I am just back from supper with Perry, Adriana and co., and now just about, before sleep overtakes me, have time to report – and to expand upon the fact – that before I left I had another drool over Adriana’s portable computer, with its look-at-it-from-everywhere screen. This time, instructed to feel how light it is, I picked the thing up, and did so with considerable ease.
Earlier in the day, I chanced upon this item of techno-news about something called FOLEDs. FOLEDs are even better than OLEDs. OLEDs are Organic Light Emitting Diodes, and FOLEDs are Flexible Organic Light Emitting Diodes. In English, what this appears to mean is … well, put it like this. When I bought my digital camera recently there was a film of transparent plastic to protect the camera’s little screen which shows what the picture is going to look like or does look like. What all these acronyms appear to mean is that in a few years time, that thin film of plastic will be the screen.
Over the last couple of decades, mobile computing and communications have changed the way we act – and interact. Notebook PCs, PDAs and cellular phones make it easy to carry information with us whenever and wherever we go. Yet, despite enormous advances in form and functionality, today’s devices can still prove clunky and challenging to carry on planes, trains and automobiles.

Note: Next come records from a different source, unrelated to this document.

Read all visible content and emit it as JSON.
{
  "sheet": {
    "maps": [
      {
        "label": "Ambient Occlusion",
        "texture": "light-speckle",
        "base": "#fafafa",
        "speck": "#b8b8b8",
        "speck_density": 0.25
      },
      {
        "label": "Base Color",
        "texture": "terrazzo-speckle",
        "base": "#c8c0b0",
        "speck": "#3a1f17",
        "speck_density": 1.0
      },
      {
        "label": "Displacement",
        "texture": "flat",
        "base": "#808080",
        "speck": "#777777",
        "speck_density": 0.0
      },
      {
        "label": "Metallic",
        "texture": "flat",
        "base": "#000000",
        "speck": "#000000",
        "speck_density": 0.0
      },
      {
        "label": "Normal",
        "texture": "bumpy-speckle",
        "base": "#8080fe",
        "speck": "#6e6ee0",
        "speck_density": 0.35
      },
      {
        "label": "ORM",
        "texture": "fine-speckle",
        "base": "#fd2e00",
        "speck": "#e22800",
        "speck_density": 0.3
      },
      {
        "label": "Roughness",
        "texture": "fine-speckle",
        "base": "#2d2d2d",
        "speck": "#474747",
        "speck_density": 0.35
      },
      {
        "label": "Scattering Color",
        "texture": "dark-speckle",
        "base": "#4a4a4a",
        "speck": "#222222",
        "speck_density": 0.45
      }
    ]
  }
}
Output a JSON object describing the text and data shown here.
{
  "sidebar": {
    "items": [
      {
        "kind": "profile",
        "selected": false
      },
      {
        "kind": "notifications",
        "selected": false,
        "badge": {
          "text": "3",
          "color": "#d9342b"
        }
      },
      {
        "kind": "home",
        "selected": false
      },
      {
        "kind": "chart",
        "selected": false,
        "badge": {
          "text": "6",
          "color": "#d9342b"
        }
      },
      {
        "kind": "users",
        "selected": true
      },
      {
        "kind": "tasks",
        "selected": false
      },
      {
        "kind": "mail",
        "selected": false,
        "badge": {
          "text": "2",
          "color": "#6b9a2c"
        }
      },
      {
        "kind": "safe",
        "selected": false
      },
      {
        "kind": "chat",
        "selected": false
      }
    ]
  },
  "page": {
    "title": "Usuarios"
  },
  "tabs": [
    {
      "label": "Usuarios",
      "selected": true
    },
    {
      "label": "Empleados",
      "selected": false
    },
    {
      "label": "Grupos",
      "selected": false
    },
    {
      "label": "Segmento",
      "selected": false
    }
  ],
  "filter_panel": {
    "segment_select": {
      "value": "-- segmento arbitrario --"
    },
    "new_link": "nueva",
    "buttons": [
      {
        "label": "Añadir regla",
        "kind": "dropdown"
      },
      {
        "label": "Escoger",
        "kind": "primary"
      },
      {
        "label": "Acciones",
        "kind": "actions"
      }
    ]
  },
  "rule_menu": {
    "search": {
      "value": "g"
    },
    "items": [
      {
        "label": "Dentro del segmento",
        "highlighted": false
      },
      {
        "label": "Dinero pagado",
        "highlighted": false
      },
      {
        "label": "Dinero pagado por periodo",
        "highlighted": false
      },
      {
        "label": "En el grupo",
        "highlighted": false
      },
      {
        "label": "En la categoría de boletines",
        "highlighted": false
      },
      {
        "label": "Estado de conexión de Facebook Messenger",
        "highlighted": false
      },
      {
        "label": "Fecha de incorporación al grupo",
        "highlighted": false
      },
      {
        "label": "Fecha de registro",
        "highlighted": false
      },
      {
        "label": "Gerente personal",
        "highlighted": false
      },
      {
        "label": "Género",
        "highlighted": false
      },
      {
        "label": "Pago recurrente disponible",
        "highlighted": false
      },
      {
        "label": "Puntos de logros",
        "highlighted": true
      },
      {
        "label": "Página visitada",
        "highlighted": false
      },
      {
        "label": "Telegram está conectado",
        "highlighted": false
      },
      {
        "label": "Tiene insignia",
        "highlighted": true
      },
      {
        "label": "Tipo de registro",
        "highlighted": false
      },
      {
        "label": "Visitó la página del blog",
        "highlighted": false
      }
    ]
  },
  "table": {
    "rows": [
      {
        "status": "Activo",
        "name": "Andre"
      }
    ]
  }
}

However, if researchers have their way, we will soon be able to bend the rules of physics. Flexible Organic Light-Emitting Diode (FOLED) technology could pave the way for notebook computers with roll-up screens, toys that show vivid images on their surfaces, even clothing with displays woven into the fabric. “Within the next decade, flexible displays will open up all sorts of possibilities,” states Mark Thompson, a professor of chemistry at the University of Southern California. “It will change the way we access information and entertainment.”
Manufactured from transparent plastic films or other ultra-lightweight materials filled with special polymers, these devices could lead to less expensive and far more convenient consumer electronics. Already, researchers have developed prototype roll-up displays, and more basic Organic Light-Emitting Diode (OLED) technology has been built into display screens of a handful of cameras, DVD players and mobile phones. “It is only a matter of time before OLED becomes a predominant display technology,” says Steve Van Slyke, a research fellow at Eastman Kodak Co. and one of the inventors of the technology in the early 1980s.
What makes active-matrix OLED technology so appealing is that it provides a few more vivid image than LCDs and other displays; offers a viewing angle as high as 160 degrees without backlighting; and requires far less power than today’s mainstream display technologies. The latter is particularly appealing for those using battery-powered devices, such as notebook computers. “Any incremental gain in battery life is a significant issue,” Thompson points out.
And so on. I am not sure how long this piece will stay up on the www, so I have quoted it at some length.
When all this comes to pass, Adriana’s portable computer will then seem like my very first portable computer, which was called an Osborne, and was only portable in the sense that your holiday luggage is portable (if it is), or that my mum’s ancient sewing machine is portable.
And how about clothes that change colour and pattern like a movie?
I realise that there will be more to the good life in the future than better gadgets, and that better gadgets might coincide with worse life, but better gadgets are still very, very nice, and I am impressed. Not even the fact that the EU has backed it can suppress my interest in and enthusiasm for this technology.